The latest shoe to drop in the race toward multicore technology came today from AMD, which says it has demonstrated a working dual-core version of its Athlon 64 desktop processor.
"We're in production," says Teresa deOnis, AMD's manager of branding. "We will have availability in the second half of 2005--that's when it will be in PCs on store shelves and in the hands of system builders."
The dual-core Athlon 64 is being fabricated in a 90 nm semiconductor process at AMD's manufacturing facility in Dresden, Germany.
Today's announcement is the latest in a long-running battle of one-upmanship between AMD and Intel. The two companies have been vying for multicore mindshare since last year, when both firms pledged to release dual-core versions of their respective processors.
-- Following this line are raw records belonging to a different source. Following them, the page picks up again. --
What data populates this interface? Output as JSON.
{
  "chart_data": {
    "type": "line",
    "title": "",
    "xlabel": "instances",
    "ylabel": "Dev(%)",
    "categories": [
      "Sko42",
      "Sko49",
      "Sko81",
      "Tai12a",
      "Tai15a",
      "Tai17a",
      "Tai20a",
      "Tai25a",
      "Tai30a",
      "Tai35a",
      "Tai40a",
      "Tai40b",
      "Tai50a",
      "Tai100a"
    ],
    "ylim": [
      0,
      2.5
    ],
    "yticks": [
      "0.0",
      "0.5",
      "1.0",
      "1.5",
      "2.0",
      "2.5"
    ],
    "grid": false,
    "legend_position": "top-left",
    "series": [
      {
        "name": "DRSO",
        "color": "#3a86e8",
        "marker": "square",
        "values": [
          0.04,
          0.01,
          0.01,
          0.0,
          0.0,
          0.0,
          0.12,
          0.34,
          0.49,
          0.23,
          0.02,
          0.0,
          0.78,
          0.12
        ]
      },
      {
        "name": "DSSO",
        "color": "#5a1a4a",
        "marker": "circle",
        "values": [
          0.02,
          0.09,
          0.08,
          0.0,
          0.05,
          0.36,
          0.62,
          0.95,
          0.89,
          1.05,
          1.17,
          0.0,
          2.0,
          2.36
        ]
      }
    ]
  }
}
Multicore chips place two or more CPUs on a single piece of silicon. They are seen as the solution to power-consumption problems that have come to the fore as clock-speeds have increased beyond 3.0 GHz. At such speeds, single-CPU processors can often dissipate more than 150 W. In contrast, dual-core parts can reduce power consumption to more reasonable levels. For example, a processor with dual 2.0-GHz cores can deliver performance not all that different from a single-core 3.5-GHz part. More important, such a dual-core part will hold down power dissipation to a figure closer to that of a standalone 2.0-GHz CPU, allowing processing throughput to effectively double for not much more power.
Earlier this month, Intel said that it will ship its first dual-core Pentium processors in the second quarter of this year.
On the server front, AMD says a dual-core version of its 64-bit Opteron server processor is already in production and will be available in the middle of the year. Intel plans to ship dual-core implementations of its high-end Itanium processor sometime this year. Dual-core versions of its mainstream Xeon server processor are due in the first quarter of 2006.